Serangan-serangan ini telah menjadi bagian dari pendudukan berkelanjutan atas wilayah Palestina di tangan pemerintah Israel, pasukannya, dan para pemukimnya.
'Ini adalah pendudukan selama 74 tahun, dan tidak ada solusi yang terlihat,' kata Shahd Haj Khalil, seorang pekerja lepas dan aktivis Palestina dan hak asasi manusia.
Pekerjaan tanggal kembali ke terlambat 20th abad, ketika Inggris menguasai wilayah yang dikenal sebagai Palestina setelah Kesultanan Utsmaniyah, penguasa bagian Timur Tengah itu, dikalahkan dalam Perang Dunia Pertama.
Mayoritas Arab menghuni tanah itu, dan jumlah orang Yahudi yang tiba bertambah karena banyak yang melarikan diri dari penganiayaan dan mencari tanah air setelah Holocaust Perang Dunia Kedua. Ketegangan meningkat pada tahun 1917 ketika pemerintah Inggris menyatakan dukungan untuk mendirikan 'rumah nasional bagi orang-orang Yahudi' di Palestina.
Setelah bertahun-tahun melakukan agresi, Israel telah menempatkan warga sipilnya di wilayah pendudukan Palestina di Tepi Barat, termasuk di Yerusalem Timur, menggusur penduduk lokal dan telah melakukan serangkaian serangan, serangan udara dan penggusuran, dengan lebih dari 63,000 korban jiwa.
'Orang-orang Palestina telah sepenuhnya dilucuti hak-haknya,' kata Shahd. "Mereka tidak ada lagi."
'Itu tidak bermoral, tidak manusiawi, dan itu melanggar hukum internasional. "
Pasal 49 Konvensi Jenewa Keempat menyatakan bahwa 'Kekuasaan Pendudukan tidak boleh mendeportasi atau memindahkan sebagian penduduk sipilnya sendiri ke dalam wilayah yang didudukinya.' Ia juga melarang 'pemindahan paksa individu atau massal, serta deportasi orang-orang yang dilindungi dari wilayah pendudukan.'
Kebijakan Israel melanggar konvensi. Sebagian besar negara dan badan internasional, termasuk Uni Eropa, telah lama mengakui bahwa permukiman Israel ilegal menurut hukum internasional, tetapi hal ini tidak menghentikan Israel untuk melakukan lebih banyak pelanggaran.

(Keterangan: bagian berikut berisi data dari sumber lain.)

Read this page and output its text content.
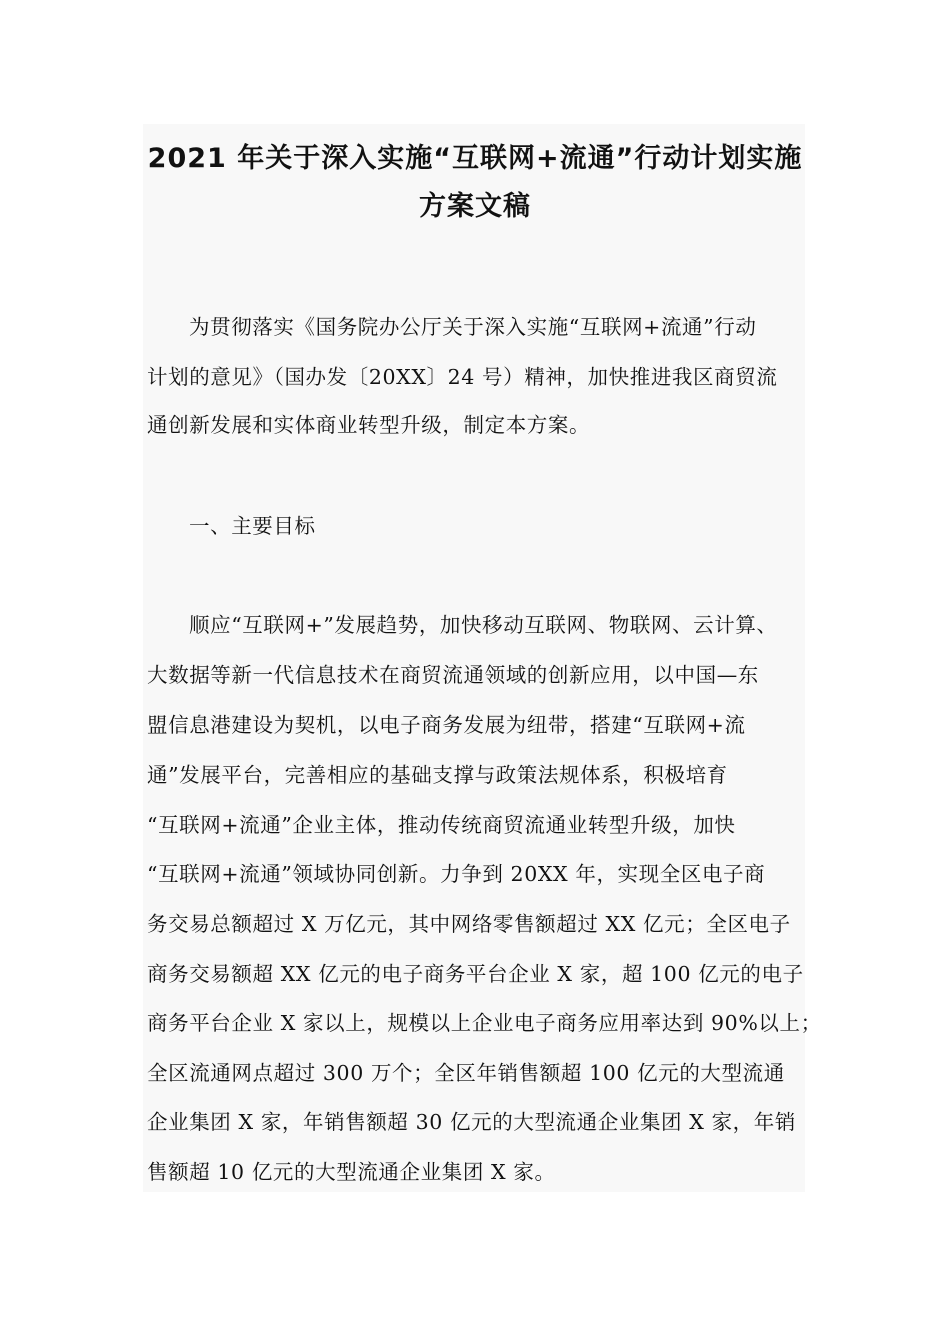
2021 年关于深入实施“互联网+流通”行动计划实施
方案文稿
为贯彻落实《国务院办公厅关于深入实施“互联网+流通”行动
计划的意见》（国办发〔20XX〕24 号）精神，加快推进我区商贸流
通创新发展和实体商业转型升级，制定本方案。
一、主要目标
顺应“互联网+”发展趋势，加快移动互联网、物联网、云计算、
大数据等新一代信息技术在商贸流通领域的创新应用，以中国—东
盟信息港建设为契机，以电子商务发展为纽带，搭建“互联网+流
通”发展平台，完善相应的基础支撑与政策法规体系，积极培育
“互联网+流通”企业主体，推动传统商贸流通业转型升级，加快
“互联网+流通”领域协同创新。力争到 20XX 年，实现全区电子商
务交易总额超过 X 万亿元，其中网络零售额超过 XX 亿元；全区电子
商务交易额超 XX 亿元的电子商务平台企业 X 家，超 100 亿元的电子
商务平台企业 X 家以上，规模以上企业电子商务应用率达到 90%以上；
全区流通网点超过 300 万个；全区年销售额超 100 亿元的大型流通
企业集团 X 家，年销售额超 30 亿元的大型流通企业集团 X 家，年销
售额超 10 亿元的大型流通企业集团 X 家。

"Fakta bahwa itu adalah pelanggaran hukum internasional, tidak ada yang benar-benar melakukan apa-apa, dan mereka tidak dimintai pertanggungjawaban, menunjukkan betapa kuatnya Israel sebagai militer, sebagai negara, sebagai segalanya," kata Shahd. . 'Ini menjadi tidak terkendali.'
PBB menandai tahun 2022 sebagai tahun paling mematikan bagi warga Palestina sejak akhir Intifada kedua, atau pemberontakan massal, pada tahun 2005. Dan Shahd tidak berpikir itu akan menjadi lebih baik.
"Saya percaya bahwa 2023 akan lebih buruk, sayangnya, terutama untuk Gaza juga," kata Shahd. 'Ini semakin buruk, situasinya semakin tegang, dan populasinya semakin berkurang.'
"Ini adalah situasi yang sangat mengerikan saat ini karena semakin pemerintah semakin kuat dan gila, semakin banyak orang Palestina yang harus menanggung kebrutalan dan pembunuhan terus-menerus ini."